RIO DE JANEIRO, 8 nov (AFP) - O número de mulheres infectadas pelo vírus da Aids aumentou notavelmente nos últimos anos na América Latina e no Caribe, mas as políticas públicas de prevenção continuam se centrando nos homens, heterossexuais e homossexuais.
Porta-vozes do Movimento Latino-Americano de Mulheres com Aids, presentes ao Fórum Internacional sobre a doença na América Latina e no Caribe que se realiza durante a semana no Rio de Janeiro, explicaram que a síndrome está se feminizando.
Segundo o movimento, 400.000 mulheres vivem com a enfermidade nesta região, que possui mais de 1,5 milhão de doentes e na qual "não se desenvolvem estratégias de prevenção e muito menos de apoio às pessoas contaminadas".
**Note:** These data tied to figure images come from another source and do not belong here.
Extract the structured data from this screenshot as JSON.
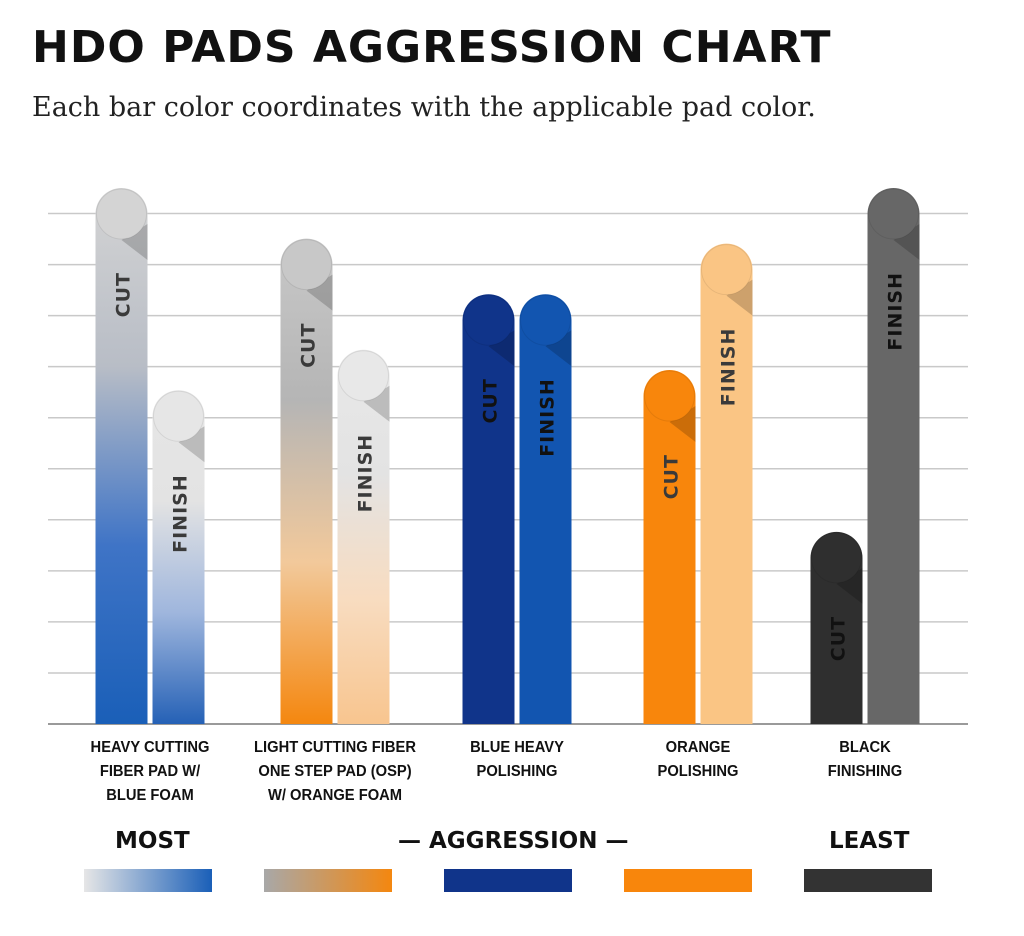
{
  "title": "HDO PADS AGGRESSION CHART",
  "subtitle": "Each bar color coordinates with the applicable pad color.",
  "chart_data": {
    "type": "bar",
    "title": "HDO PADS AGGRESSION CHART",
    "subtitle": "Each bar color coordinates with the applicable pad color.",
    "categories": [
      "HEAVY CUTTING\nFIBER PAD W/\nBLUE FOAM",
      "LIGHT CUTTING FIBER\nONE STEP PAD (OSP)\nW/ ORANGE FOAM",
      "BLUE HEAVY\nPOLISHING",
      "ORANGE\nPOLISHING",
      "BLACK\nFINISHING"
    ],
    "series": [
      {
        "name": "CUT",
        "values": [
          10.6,
          9.6,
          8.5,
          7.0,
          3.8
        ]
      },
      {
        "name": "FINISH",
        "values": [
          6.6,
          7.4,
          8.5,
          9.5,
          10.6
        ]
      }
    ],
    "bar_label_cut": "CUT",
    "bar_label_finish": "FINISH",
    "ylim": [
      0,
      11
    ],
    "grid": true,
    "xlabel": "",
    "ylabel": "",
    "bar_colors": [
      {
        "cut": [
          "#d4d4d4",
          "#b8bdc6",
          "#3f74c6",
          "#1a5fb8"
        ],
        "finish": [
          "#e6e6e6",
          "#e3e3e3",
          "#9fb6dd",
          "#2561b6"
        ]
      },
      {
        "cut": [
          "#c8c8c8",
          "#b5b5b5",
          "#f2c99b",
          "#f4870f"
        ],
        "finish": [
          "#e8e8e8",
          "#e3e3e3",
          "#f8dcc0",
          "#f8c58f"
        ]
      },
      {
        "cut": [
          "#10348a",
          "#10348a",
          "#10348a",
          "#10348a"
        ],
        "finish": [
          "#1255b0",
          "#1255b0",
          "#1255b0",
          "#1255b0"
        ]
      },
      {
        "cut": [
          "#f8860c",
          "#f8860c",
          "#f8860c",
          "#f8860c"
        ],
        "finish": [
          "#fac584",
          "#fac584",
          "#fac584",
          "#fac584"
        ]
      },
      {
        "cut": [
          "#2f2f2f",
          "#2f2f2f",
          "#2f2f2f",
          "#2f2f2f"
        ],
        "finish": [
          "#676767",
          "#676767",
          "#676767",
          "#676767"
        ]
      }
    ]
  },
  "aggression_scale": {
    "most": "MOST",
    "center": "— AGGRESSION —",
    "least": "LEAST",
    "swatches": [
      {
        "from": "#e6e6e6",
        "to": "#1a5fb8"
      },
      {
        "from": "#a8a8a8",
        "to": "#f4870f"
      },
      {
        "from": "#10348a",
        "to": "#10348a"
      },
      {
        "from": "#f8860c",
        "to": "#f8860c"
      },
      {
        "from": "#333333",
        "to": "#333333"
      }
    ]
  }
}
Representantes do Programa da ONU para o Desenvolvimento (PNUD) explicaram que as relações heterossexuais se converteram no canal de transmissão da Aids mais importante. "A mulher é vítima passiva da infecção no próprio lar e transmissora no mercado sexual", estimaram.
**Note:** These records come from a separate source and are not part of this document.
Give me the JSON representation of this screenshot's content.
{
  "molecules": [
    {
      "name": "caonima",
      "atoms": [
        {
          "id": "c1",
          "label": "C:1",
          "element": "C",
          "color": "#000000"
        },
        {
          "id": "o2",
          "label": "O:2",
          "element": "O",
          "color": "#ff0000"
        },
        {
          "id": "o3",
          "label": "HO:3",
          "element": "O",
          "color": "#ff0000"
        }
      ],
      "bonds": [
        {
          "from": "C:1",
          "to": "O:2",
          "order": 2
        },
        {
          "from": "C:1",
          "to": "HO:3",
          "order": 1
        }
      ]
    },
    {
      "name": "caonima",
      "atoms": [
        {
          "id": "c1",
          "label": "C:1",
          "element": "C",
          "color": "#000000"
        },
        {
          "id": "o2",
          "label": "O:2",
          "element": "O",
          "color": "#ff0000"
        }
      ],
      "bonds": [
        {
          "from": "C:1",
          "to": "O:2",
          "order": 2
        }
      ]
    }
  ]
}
"Se contrair Aids num país desenvolvido é difícil, ser soropositiva na América Latina é penoso", estimaram dirigentes do Movimento de Mulheres Latino-Americanas com Aids.
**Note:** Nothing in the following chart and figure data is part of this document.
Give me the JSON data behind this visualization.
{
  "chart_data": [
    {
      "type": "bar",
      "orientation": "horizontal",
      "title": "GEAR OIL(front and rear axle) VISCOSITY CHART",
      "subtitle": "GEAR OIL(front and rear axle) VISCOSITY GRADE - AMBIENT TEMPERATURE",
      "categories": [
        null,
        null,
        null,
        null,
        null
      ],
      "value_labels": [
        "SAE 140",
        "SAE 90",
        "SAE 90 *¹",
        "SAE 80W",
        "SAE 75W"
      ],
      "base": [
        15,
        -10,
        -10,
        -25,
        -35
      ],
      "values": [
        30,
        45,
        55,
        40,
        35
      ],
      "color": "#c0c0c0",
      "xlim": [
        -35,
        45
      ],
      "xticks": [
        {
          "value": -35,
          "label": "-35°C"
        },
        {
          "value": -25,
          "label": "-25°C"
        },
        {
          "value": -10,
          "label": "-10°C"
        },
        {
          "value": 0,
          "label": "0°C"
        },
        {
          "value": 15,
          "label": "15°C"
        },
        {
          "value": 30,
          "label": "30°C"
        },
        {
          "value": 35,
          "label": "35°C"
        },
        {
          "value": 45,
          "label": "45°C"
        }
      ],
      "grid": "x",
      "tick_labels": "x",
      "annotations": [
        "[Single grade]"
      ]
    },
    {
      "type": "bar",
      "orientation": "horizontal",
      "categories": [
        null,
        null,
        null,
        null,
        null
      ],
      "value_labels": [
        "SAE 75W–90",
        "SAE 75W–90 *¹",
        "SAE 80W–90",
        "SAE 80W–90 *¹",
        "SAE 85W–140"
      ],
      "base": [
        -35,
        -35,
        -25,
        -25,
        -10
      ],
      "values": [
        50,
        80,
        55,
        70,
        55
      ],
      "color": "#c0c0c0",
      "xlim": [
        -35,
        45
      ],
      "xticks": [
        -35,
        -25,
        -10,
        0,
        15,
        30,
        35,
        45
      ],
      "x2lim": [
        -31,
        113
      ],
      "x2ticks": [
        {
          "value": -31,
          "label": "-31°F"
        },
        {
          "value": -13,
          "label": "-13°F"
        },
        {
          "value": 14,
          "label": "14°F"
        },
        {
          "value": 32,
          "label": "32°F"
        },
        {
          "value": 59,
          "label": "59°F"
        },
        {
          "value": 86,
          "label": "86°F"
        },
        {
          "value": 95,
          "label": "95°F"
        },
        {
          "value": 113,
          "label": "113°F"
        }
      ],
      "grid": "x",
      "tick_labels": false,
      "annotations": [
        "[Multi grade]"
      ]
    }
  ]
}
Segundo o Banco Inter-Americano de Desenvolvimento (BID), nove em cada dez mulheres infectadas no mundo vivem num país em vias de desenvolvimento.
Nestas condições, as enfermas são muitas vezes obrigadas a esterilizar-se ou a abortar, são utilizadas como objetos de pesquisa da transmissão vertical (mãe-filho), não têm acesso à informação, aos direitos civis, ao direito de assistência e ao planejamento familiar, segundo a colombiana Sandra Arturo, portadora do vírus.
A isto se soma o fato de que a pobreza da região, unida às vezes à ignorância, reduz o uso do preservativo entre casais pouco estáveis e elimina as visitas periódicas ao ginecologista.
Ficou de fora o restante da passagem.